Still, Goldberg emphasized it remained "unclear" just how serious Motorola was about its OS endeavor.
"They don't want to give Wall Street and developers the impression they're going back to the Motorola of old where they're working on 50 million operating systems at once.
"[Rather], they want to be financially disciplined about this."
Meanwhile, an unnamed source told InformationWeek that Google was "shooting itself in the foot," on a number of Android related issues, including fragmentation, product differentiation and partner support.
Industry analyst Rob Enderle expressed similar sentiments in an e-mail exchange with TG Daily.
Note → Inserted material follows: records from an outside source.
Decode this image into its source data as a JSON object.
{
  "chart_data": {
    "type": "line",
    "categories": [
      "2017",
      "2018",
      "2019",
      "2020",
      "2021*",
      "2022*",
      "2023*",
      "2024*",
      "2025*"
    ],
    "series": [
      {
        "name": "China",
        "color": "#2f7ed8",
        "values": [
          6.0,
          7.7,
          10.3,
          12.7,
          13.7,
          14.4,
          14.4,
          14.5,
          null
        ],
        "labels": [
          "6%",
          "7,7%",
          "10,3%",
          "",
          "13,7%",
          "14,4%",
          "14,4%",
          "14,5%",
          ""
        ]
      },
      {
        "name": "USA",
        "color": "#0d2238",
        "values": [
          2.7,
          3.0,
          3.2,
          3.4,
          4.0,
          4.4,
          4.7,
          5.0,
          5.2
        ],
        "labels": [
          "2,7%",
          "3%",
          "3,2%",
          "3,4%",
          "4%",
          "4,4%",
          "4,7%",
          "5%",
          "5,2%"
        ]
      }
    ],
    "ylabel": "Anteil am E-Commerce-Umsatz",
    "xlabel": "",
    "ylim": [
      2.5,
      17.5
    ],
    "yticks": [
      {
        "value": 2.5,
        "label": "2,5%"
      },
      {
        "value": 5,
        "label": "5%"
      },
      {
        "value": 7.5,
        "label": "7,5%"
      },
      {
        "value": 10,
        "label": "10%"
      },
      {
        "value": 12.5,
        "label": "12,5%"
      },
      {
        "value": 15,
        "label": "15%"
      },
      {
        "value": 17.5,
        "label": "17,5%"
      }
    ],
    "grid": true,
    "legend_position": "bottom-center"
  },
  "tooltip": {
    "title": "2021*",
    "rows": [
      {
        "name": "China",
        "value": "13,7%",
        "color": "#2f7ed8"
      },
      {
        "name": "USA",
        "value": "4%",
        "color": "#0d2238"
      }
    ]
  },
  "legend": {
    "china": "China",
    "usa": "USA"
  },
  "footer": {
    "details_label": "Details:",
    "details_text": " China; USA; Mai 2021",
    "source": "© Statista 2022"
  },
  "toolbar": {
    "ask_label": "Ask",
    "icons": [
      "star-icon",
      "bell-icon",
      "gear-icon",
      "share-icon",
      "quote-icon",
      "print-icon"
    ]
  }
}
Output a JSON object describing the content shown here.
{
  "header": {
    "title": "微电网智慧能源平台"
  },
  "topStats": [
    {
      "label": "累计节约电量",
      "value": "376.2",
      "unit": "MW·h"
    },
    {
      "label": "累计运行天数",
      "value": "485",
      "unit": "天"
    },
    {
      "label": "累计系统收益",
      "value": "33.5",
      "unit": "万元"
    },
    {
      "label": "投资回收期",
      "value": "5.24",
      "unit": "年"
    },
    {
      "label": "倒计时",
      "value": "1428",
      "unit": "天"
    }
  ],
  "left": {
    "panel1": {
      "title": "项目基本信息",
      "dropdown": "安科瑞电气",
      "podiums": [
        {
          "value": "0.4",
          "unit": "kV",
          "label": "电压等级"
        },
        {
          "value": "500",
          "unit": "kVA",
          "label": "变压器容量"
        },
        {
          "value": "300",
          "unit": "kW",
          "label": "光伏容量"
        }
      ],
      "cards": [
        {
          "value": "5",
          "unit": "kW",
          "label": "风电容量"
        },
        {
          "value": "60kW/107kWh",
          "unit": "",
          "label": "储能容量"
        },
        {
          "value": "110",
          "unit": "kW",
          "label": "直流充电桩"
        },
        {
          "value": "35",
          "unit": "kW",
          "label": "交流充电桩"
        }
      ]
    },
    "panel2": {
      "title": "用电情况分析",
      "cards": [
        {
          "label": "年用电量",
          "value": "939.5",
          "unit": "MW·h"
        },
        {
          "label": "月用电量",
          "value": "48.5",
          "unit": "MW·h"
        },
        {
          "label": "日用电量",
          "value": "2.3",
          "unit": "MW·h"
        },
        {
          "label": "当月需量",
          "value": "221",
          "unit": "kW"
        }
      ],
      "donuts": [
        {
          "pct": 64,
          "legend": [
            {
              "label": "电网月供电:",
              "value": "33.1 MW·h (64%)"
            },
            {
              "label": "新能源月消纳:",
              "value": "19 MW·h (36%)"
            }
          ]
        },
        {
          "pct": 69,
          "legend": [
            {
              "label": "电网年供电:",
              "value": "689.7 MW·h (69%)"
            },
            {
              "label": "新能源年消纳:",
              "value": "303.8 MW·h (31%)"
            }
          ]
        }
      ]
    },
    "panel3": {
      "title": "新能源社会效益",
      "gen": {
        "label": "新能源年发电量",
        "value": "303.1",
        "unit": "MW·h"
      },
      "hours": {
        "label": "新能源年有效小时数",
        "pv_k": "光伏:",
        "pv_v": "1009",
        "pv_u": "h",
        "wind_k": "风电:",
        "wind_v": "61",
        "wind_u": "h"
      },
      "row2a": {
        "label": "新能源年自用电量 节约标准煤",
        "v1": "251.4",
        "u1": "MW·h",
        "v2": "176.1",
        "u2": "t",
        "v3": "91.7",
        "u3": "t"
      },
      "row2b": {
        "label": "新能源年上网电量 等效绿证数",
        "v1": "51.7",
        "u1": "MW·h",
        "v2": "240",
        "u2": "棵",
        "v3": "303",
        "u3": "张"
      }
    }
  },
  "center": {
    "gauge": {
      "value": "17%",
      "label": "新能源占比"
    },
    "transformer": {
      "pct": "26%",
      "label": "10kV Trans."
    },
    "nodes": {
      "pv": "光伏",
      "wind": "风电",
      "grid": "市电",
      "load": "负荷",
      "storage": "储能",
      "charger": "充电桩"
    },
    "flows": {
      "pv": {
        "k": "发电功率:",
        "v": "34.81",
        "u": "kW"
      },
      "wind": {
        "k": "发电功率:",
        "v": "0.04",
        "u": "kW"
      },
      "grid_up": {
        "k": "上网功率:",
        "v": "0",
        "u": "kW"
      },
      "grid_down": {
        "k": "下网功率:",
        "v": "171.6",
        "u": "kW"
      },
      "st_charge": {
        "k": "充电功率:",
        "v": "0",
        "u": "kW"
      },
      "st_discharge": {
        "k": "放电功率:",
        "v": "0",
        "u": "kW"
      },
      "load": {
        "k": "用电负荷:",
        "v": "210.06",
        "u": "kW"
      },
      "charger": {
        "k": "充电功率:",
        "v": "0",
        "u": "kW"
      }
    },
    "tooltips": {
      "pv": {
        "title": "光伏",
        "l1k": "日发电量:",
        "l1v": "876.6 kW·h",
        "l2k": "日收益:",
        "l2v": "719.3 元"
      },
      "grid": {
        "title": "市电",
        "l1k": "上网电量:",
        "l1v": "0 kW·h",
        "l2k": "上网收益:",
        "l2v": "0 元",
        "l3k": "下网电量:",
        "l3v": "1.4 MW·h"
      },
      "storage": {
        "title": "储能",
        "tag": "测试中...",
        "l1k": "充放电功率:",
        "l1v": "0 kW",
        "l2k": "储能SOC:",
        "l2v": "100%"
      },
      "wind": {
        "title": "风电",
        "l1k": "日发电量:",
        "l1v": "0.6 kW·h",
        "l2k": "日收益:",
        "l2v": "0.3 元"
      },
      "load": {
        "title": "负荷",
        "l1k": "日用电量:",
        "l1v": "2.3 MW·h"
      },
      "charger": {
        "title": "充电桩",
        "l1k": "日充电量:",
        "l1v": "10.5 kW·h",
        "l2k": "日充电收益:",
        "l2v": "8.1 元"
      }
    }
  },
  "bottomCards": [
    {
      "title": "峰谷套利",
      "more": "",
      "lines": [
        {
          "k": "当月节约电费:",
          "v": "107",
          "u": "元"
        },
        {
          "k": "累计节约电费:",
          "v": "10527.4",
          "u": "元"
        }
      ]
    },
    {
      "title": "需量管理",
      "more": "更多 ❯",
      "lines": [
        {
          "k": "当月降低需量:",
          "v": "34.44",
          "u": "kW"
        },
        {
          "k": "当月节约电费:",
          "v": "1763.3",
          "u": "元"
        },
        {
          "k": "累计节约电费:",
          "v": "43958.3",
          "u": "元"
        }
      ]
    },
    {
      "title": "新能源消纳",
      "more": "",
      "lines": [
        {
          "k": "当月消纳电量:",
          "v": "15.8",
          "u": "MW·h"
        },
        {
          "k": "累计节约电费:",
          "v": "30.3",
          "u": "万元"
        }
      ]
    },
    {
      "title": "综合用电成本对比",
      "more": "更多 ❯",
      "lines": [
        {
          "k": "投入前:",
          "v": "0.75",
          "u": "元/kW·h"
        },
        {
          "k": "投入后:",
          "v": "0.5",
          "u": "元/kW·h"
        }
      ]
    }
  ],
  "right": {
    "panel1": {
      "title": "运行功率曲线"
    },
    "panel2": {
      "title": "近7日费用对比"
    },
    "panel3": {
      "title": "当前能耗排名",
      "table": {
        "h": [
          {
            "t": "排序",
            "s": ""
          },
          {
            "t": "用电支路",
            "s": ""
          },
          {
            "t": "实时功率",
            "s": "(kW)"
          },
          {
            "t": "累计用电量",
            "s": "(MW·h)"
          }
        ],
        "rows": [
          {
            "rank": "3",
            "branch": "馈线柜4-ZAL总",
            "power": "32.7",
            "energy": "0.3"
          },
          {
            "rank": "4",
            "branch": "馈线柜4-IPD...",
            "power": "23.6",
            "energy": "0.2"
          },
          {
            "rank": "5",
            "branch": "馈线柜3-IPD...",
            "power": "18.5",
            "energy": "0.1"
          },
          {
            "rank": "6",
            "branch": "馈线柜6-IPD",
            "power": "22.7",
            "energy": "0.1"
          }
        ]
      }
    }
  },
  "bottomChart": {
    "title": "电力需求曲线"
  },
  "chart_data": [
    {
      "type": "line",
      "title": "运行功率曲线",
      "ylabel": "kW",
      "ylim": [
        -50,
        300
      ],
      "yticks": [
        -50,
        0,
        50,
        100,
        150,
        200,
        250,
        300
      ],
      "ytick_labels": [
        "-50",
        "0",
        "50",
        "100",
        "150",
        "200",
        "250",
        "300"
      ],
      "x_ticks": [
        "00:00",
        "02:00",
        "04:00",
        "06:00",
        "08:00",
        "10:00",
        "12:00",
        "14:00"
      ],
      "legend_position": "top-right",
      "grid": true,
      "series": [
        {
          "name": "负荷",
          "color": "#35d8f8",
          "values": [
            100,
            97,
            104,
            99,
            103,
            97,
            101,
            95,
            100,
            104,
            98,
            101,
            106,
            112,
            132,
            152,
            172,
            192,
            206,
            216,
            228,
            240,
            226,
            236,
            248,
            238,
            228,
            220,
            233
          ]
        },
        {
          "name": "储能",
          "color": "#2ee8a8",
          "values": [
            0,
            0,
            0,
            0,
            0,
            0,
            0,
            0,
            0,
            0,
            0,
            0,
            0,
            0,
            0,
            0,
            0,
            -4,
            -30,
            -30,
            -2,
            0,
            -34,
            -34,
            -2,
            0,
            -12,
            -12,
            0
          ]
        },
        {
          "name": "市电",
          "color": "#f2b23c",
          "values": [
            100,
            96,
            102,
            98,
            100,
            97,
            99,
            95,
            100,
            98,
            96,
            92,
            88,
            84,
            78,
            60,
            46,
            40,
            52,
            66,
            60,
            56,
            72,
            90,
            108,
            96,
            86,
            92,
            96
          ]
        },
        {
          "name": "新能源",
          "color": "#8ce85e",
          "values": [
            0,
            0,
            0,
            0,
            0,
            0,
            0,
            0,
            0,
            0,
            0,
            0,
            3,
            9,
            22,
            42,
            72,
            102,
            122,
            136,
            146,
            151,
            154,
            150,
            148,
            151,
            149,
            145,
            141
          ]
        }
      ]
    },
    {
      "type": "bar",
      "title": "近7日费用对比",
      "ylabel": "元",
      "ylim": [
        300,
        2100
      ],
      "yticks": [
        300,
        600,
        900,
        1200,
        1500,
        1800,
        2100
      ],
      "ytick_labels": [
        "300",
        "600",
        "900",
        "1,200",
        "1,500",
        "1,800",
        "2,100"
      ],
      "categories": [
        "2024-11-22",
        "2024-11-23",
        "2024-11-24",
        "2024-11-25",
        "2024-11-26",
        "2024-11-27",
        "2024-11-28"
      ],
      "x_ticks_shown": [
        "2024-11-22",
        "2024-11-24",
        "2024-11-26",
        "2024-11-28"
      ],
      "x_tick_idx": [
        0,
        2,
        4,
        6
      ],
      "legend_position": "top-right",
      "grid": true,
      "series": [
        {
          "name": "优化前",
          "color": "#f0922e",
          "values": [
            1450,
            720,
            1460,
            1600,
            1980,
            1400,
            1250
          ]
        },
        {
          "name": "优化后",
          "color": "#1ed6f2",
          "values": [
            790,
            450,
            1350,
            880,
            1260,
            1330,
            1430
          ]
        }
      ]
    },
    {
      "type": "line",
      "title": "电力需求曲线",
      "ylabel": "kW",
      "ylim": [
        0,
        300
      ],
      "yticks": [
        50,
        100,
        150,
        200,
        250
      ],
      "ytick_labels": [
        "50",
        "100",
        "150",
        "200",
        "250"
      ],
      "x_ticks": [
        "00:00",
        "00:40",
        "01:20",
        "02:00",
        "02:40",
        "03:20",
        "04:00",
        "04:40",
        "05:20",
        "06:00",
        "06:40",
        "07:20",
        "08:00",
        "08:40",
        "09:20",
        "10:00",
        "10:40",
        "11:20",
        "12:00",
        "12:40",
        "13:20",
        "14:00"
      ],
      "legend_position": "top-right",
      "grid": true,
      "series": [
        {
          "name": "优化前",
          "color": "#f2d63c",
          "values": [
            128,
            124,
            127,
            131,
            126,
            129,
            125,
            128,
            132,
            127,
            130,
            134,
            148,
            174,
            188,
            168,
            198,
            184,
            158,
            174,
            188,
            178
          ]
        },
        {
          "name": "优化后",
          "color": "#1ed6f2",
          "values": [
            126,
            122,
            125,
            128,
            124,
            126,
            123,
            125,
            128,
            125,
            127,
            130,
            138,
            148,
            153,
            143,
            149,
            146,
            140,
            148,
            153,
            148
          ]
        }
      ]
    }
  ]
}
"Android isn't turning out to be profitable for any company other than Google and even Google's numbers look less than reliable. There are 37 lawsuits on this platform since the beginning of 2010 many filed against companies like Motorola and complaints from the OEM on Google's responsiveness to their concerns are both common and strident," he explained.
"They are not happy and a review of all of this is what pushed HP to buy Palm and avoid Android all together and was part of the decision process that took Nokia to Microsoft. What is kind of funny is they often have complained about Microsoft - but when comparing the two companies today recall Microsoft more fondly because at least Redmond was predictable."
Enderle also noted that even Android app devs were complaining about losing money.
"In short, many of these companies are saying Android isn't working for them financially. But Google isn't listening and this combination has an increasing number of people and companies looking for plan B."